Thursday, April 28, 2022

Album Reviews # 112 Foo Fighters - Foo Fighters

 


My feelings, relationship and memories of the albums I've loved. is often specifically related to the format which I initially bought them in. My first and true loves, are ones I generally have in vinyl format. Bought from the early Eighties to the early Nineties or else in the last ten years. My CD phase, from about 1993 to 2010 where I made lesser connections and less deep loves before I was reunited with my record collection and bought another player.

Then there was my short lived cassette period 1994 to 1996 during a couple of phases where I lived in Warsaw. There were a couple of pirate stalls on Marzalkowska one of the main thoroughfares of the city, I bought a few that meant and still  mean a lot to me. Nas's Illmatic, Radiohead's The Bends, and this, the first, and in my opinion by far the best album by Foo Fighters.

To place this within a context you need to be taken back to those times. The death of Kurt Cobain was incredibly tough to deal with for anybody who cared about him and Nirvana. It was one Rock star death that far transcended his immediate friend and family circle because of what the music he and Nirvana made had meant to so many.

So imgine what it must have been like for Dave Grohl, drummer of that band. He had joined Kurt and Krist Novolesic just before Nevermind was recorded and they launched themselves on that tidal wave that changed them and music once and for all.

It doesn't often happen and it had all appeared to be so much fun for a short while. Revenge of the meek, the freak and the geek. Whatever you want to call it. But that sense of pure joy didn't last for long. Kurt wasn't built to last and once he met Courtney and Nevermind was released and blew everything open, the trajectory was pretty much set. The die cast. He was gone a couple of short years later.

It must have been an utterly appalling experience for Grohl. Essentially an optimist to Kurt's essential pessimist. He wondered for a while apparently whether he ever wanted to make music again and no wonder.

Eventually he returned to the studio to lay down some tracks he'd written which he recorded and played himself, (playing pretty much every instrument you hear on the record) as a carthartic experience, a heartfelt but necessary process of trying to recover the joy.

It's still a wonderful listen, more than twenty five years on. The sound of Grohl's own poppy expression of his first great musical love. Minor Threat, Husker Du, Minutemen, Sonic Youth the sound of the Eighties American Underground realised in Pop sunlight.

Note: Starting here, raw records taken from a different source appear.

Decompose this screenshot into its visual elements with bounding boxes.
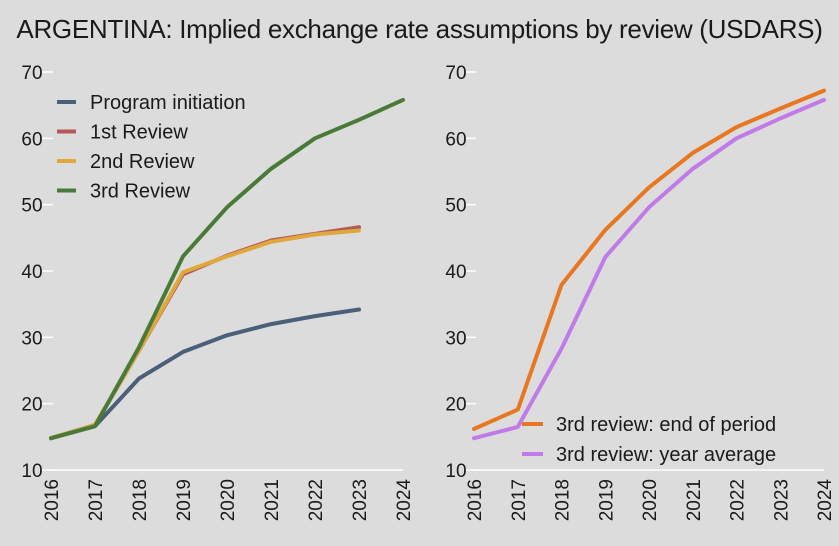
x-tick-label: 2023: [350, 479, 371, 521]
series-line-1-2: [49, 225, 361, 441]
legend-label: 3rd review: end of period: [556, 414, 776, 436]
y-tick-label: 10: [445, 461, 466, 482]
x-tick-label: 2018: [130, 479, 151, 521]
y-tick-label: 30: [445, 328, 466, 349]
y-tick-label: 70: [445, 63, 466, 84]
y-tick-label: 60: [445, 129, 466, 150]
legend-label: 3rd review: year average: [556, 444, 776, 466]
legend-label: 2nd Review: [90, 151, 195, 173]
x-tick-label: 2019: [596, 479, 617, 521]
legend-label: 3rd Review: [90, 181, 191, 203]
legend-label: Program initiation: [90, 92, 246, 114]
series-line-1-3: [49, 228, 361, 441]
x-tick-label: 2018: [553, 479, 574, 521]
legend-label: 1st Review: [90, 122, 188, 144]
y-tick-label: 60: [21, 129, 42, 150]
x-tick-label: 2023: [771, 479, 792, 521]
y-tick-label: 20: [445, 395, 466, 416]
x-tick-label: 2020: [218, 479, 239, 521]
x-tick-label: 2024: [815, 479, 836, 522]
x-tick-label: 2021: [262, 479, 283, 521]
x-tick-label: 2017: [86, 479, 107, 521]
series-line-2-2: [472, 97, 826, 441]
x-tick-label: 2017: [509, 479, 530, 521]
x-tick-label: 2022: [306, 479, 327, 521]
y-tick-label: 50: [445, 196, 466, 217]
x-tick-label: 2020: [640, 479, 661, 521]
y-tick-label: 20: [21, 395, 42, 416]
x-tick-label: 2019: [174, 479, 195, 521]
x-tick-label: 2024: [394, 479, 415, 522]
chart-title: ARGENTINA: Implied exchange rate assumpt…: [16, 14, 823, 44]
y-tick-label: 70: [21, 63, 42, 84]
x-tick-label: 2021: [684, 479, 705, 521]
series-line-1-1: [49, 307, 361, 441]
x-tick-label: 2016: [465, 479, 486, 521]
x-tick-label: 2022: [728, 479, 749, 521]
y-tick-label: 30: [21, 328, 42, 349]
series-line-1-4: [49, 97, 405, 441]
series-line-2-1: [472, 88, 826, 431]
y-tick-label: 50: [21, 196, 42, 217]
y-tick-label: 40: [21, 262, 42, 283]
x-tick-label: 2016: [42, 479, 63, 521]
y-tick-label: 10: [21, 461, 42, 482]
y-tick-label: 40: [445, 262, 466, 283]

The record has some light and shade. Last track Exhausted is the only one that seems directly related to Nirvana, expressing some of Kurt's eternally depressive undertow. Elsewhere Grohl is straining every sinew to surface and a lot of people who were hit hard by Kurt's loss would have been cheering him on.

I was one of those. This wasn't perhaps the best period of my life. I didn't have the most confidence in myself and experienced a nasty and painful break up during this time. I'm sure Foo Fighters helped me more than once during this time. It's an expression of recovery, pretty much more so than any rother album I can immediately call to mind.

Nothing Dave Grohl has done has touched me as much since. He's not one to lay himself bare easily and though Foo Fighters have made plenty of great Pop / Rock records since I've never been particularly drawn to listen to them. This is more than enough for me. It still sounds just great. Perhaps I need to hunt myself down a vinyl version to confirm my love.